Rating: **1/2 (out of four)

Review [DW]: “Delta and the Bannermen”

24×3. Delta and the Bannermen
Writer: Malcolm Kohll
Script Editor: Andrew Cartmel
Director: Chris Clough
Producer: John Nathan-Turner

Synopsis: The Doctor and Mel are en route to 1959 Disneyland with an alien tour group when they are diverted to a holiday camp in South Wales, only to find that one of their traveling companions is Delta, the last of a species known as the Chimeron, and that Gavrok and his Bannermen are intent on finding and killing her.

Review: “Delta and the Bannermen,” like its predecessor “Paradise Towers,” is a fairly unique entry into the annals of Doctor Who history.
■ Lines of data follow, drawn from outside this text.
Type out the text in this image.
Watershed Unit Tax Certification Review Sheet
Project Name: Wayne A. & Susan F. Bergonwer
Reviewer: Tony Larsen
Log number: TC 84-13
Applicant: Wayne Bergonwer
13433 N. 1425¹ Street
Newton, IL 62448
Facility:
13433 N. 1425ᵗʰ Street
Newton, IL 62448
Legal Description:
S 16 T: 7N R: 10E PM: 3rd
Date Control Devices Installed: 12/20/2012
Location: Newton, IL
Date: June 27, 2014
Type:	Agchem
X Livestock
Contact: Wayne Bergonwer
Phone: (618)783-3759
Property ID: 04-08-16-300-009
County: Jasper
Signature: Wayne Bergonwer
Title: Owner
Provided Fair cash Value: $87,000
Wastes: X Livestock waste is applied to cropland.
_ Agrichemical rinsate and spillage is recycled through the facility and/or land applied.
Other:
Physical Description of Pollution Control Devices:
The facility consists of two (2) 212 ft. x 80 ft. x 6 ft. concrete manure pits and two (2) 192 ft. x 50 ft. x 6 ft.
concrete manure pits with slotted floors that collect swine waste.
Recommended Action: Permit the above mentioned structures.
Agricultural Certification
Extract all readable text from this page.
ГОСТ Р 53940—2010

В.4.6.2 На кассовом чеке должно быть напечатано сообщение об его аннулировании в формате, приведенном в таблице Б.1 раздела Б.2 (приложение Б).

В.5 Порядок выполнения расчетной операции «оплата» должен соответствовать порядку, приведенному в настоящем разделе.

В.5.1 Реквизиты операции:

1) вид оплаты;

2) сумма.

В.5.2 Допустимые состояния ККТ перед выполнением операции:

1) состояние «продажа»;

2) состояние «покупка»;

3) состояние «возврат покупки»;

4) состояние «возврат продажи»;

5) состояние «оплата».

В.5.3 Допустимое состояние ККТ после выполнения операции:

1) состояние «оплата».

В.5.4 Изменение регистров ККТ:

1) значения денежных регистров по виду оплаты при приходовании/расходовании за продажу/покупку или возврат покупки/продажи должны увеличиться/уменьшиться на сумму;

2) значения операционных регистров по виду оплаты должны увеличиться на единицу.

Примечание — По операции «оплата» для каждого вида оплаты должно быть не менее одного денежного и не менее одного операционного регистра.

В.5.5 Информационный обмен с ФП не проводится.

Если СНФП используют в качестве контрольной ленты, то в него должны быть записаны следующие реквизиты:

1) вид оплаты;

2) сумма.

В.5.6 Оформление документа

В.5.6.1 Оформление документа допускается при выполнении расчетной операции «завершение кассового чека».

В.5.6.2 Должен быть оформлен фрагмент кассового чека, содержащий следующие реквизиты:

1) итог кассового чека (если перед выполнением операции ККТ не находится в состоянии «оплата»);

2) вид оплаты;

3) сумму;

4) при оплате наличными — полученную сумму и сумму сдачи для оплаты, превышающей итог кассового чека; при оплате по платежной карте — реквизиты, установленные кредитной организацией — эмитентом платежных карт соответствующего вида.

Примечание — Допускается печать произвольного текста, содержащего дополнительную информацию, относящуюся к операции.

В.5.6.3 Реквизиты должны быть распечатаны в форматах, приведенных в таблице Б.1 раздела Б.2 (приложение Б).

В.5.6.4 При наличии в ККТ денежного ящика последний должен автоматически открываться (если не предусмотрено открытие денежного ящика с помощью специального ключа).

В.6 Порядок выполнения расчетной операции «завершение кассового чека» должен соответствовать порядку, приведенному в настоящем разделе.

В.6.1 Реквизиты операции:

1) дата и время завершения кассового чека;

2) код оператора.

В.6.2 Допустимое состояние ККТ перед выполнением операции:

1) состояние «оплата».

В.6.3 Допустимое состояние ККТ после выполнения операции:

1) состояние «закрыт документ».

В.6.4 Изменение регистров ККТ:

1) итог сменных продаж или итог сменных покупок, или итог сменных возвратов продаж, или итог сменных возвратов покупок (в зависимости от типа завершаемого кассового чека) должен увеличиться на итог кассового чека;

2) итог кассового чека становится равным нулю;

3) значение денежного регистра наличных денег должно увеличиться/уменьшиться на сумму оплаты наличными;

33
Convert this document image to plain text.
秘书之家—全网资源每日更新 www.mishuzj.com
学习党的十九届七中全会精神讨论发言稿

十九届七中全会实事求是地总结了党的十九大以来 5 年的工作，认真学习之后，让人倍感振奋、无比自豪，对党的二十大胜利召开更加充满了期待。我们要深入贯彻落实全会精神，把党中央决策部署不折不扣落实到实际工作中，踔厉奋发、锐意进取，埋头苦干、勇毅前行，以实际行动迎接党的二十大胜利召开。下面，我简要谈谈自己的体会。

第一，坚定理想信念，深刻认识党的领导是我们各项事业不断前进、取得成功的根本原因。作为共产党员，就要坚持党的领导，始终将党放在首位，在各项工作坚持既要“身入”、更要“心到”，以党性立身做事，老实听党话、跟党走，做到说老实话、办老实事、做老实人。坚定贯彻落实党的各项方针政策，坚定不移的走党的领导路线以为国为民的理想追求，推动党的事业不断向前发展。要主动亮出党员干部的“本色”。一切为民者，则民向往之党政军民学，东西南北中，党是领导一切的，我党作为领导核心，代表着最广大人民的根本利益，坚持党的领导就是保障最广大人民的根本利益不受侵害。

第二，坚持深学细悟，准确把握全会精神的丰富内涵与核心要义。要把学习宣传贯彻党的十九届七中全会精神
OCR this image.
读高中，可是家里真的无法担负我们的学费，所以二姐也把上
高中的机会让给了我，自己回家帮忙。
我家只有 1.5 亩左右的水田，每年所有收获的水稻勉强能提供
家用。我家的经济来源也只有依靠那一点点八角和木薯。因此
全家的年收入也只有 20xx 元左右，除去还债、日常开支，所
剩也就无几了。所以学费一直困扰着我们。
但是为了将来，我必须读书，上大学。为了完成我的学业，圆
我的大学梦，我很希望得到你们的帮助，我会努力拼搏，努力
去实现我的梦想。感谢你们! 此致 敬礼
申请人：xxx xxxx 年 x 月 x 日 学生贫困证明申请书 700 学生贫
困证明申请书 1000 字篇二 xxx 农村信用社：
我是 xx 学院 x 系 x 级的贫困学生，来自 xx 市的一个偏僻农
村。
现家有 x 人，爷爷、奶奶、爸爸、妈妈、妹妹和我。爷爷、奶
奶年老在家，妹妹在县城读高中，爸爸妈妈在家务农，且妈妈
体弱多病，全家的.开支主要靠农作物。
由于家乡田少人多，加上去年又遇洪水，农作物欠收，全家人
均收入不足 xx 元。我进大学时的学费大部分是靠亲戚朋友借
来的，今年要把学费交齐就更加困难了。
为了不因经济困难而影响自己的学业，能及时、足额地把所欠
I certainly can’t think of another Who serial where the Doctor’s companion boards an interstellar tour bus and sings along to “Rock Around the Clock,” where the Doctor delays the villains by dousing them with honey so that they get attacked by bees, where a character helps save a species from extinction by transforming into one of their number by consuming alien food, where a troop of soldiers signal all stick out their tongues in unison, or where scenes of characters driving back and forth are scored with the kind of upbeat music that composer Keff McCulloch supplies here. Unfortunately, some of this – however distinctive or unexpected it might be – verges on inappropriate silliness given the stakes involved: Delta’s species is being hunted to the point of genocide, and the bus full of alien tourists is destroyed with no survivors right when it appears they might escape. The script also suffers not only from a slim backstory (another commonality with “Paradise Towers”) but from vague characterizations whose decisions don’t always make sense. Just who exactly is Gavrok, and why are he and the Bannermen so intent on killing the last of the Chimeron? Why does Gavrok kill the mercenary who might otherwise have located Delta for him? Why do two of his men untie their prisoners simply because the Doctor tells them to and waves a white flag of truce, when they seem so unconcerned with any rules of honor or fair play otherwise? Meanwhile, local aspiring singer and mechanic Billy falls in love with Delta in a romantic subplot so arbitrary that I found myself wondering if I’d missed a scene somewhere, and the two of them go for a ride into the hills with no apparent concern that someone might see her newborn green alien baby that they’re carting around. I like Sylvester McCoy as the Doctor, and I’m pleased that the series seems to be moving past the often grim style of the previous few seasons, but unfortunately these latest serials have just proven too contrived and underdeveloped for me to count any of them as a success.